Alors qu'un quartier de 8000 habitants va naître à proximité de l'aéroport de la Blécherette, au nord de Lausanne, rien n'est fait pour réduire les nuisances de l'installation, déplorent deux associations. Elles ont dévoilé lundi un livre blanc très critique.

Avec cette publication d'une centaine de pages, l'Association de défense des riverains de la Blécherette (ADRB) et la section vaudoise de l'Association transports et environnement (ATE Vaud) veulent "montrer le décalage qui existe entre les analyses et prescriptions institutionnelles et la réalité vécue dans les quartiers soumis aux nuisances des mouvements d'aéronefs". Le document s'appuie notamment sur des relevés menés sur le terrain par des membres de l'ADRB et des données, études et rapports officiels et privés.

L'ADRB et l'ATE Vaud critiquent le fait que la réglementation sur le seuil des niveaux sonores admissibles par l'Office fédéral de l'aviation civile (OFAC) dans l'établissement de son document de référence, le cadastre du bruit, ne prenne en compte que l'environnement immédiat de l'aéroport (et non pas le sud de Lausanne, par exemple) et surtout que ce cadastre date de 2001.

Nouveaux voisins

Cela est considéré comme particulièrement problématique alors que le vaste écoquartier des Plaines-du-Loup est en train de sortir de terre, à côté de l'aéroport.
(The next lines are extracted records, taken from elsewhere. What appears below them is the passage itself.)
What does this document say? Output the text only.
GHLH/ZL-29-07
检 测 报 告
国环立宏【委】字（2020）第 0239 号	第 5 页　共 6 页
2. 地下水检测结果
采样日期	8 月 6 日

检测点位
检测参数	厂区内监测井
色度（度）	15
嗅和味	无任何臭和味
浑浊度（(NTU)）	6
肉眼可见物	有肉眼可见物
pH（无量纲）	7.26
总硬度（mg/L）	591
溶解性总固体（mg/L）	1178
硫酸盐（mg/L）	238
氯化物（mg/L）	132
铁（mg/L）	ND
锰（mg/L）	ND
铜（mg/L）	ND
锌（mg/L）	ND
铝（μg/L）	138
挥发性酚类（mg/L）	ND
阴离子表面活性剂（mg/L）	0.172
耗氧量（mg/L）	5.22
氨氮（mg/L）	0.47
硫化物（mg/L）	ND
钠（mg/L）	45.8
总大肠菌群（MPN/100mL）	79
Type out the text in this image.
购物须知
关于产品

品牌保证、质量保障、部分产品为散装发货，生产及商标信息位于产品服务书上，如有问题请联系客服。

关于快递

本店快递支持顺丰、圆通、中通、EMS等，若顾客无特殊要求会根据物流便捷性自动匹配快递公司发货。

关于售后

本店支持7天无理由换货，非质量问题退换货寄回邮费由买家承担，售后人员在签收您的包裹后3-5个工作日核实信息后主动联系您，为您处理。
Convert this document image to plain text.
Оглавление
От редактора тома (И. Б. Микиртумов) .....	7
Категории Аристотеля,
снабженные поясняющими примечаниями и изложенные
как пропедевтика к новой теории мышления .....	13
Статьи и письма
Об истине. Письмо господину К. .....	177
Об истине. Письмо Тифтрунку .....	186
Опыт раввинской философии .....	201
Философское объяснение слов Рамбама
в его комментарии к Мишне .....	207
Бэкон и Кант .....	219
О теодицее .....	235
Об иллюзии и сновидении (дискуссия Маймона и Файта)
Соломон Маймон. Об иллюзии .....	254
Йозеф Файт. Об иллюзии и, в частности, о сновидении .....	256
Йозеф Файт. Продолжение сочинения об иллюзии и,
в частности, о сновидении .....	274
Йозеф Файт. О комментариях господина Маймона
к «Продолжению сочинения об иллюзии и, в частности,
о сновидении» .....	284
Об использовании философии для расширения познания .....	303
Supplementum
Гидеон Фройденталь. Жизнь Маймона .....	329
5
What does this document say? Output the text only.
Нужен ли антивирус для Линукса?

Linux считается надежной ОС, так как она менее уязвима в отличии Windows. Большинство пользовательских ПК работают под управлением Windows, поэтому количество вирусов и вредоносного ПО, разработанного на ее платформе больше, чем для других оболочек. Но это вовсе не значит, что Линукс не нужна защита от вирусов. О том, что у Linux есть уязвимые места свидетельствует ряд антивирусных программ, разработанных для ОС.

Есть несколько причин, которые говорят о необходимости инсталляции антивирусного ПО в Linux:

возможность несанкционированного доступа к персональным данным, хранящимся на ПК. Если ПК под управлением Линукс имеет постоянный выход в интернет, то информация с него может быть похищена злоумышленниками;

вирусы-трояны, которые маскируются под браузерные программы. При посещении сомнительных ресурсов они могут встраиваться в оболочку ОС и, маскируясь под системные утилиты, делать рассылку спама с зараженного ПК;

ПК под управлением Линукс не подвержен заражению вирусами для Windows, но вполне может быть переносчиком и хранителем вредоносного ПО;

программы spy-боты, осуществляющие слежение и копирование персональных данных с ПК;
Les 700 premiers habitants emménageront dès l'été 2022. D'ici à 2030, le quartier en concentrera 8000 ainsi que 3000 emplois. "Evaluer la charge sonore des futurs habitants de ce quartier avec un document datant de 2001 relève de la gageure", écrivent les deux associations.

Avec l'apparition sur le tarmac de nouveaux avions à propulsion au kérosène, comme les Pilatus, les niveaux sonores auraient augmenté depuis 2001. De plus, de 2010 à 2020, les mouvements vers le nord de l'aéroport, zone moins densément peuplée que le sud et donc "sources de diminution des nuisances", n'auraient pas été respectés neuf fois sur onze. "En 2020, les décollages vers le sud ont encore représenté 53%" du total, contre 36% en 2001.

"Engagements pas tenus"

Pour Alain Faucherre, président de l'ADRB, la conclusion d'un protocole d'accord en 2018 entre la Ville de Lausanne et l'aéroport, censé réduire les nuisances, n'a servi à rien ou presque. "Trois ans plus tard, le bilan est négatif", a-t-il déclaré à Keystone-ATS. "Les engagements ne sont pas tenus."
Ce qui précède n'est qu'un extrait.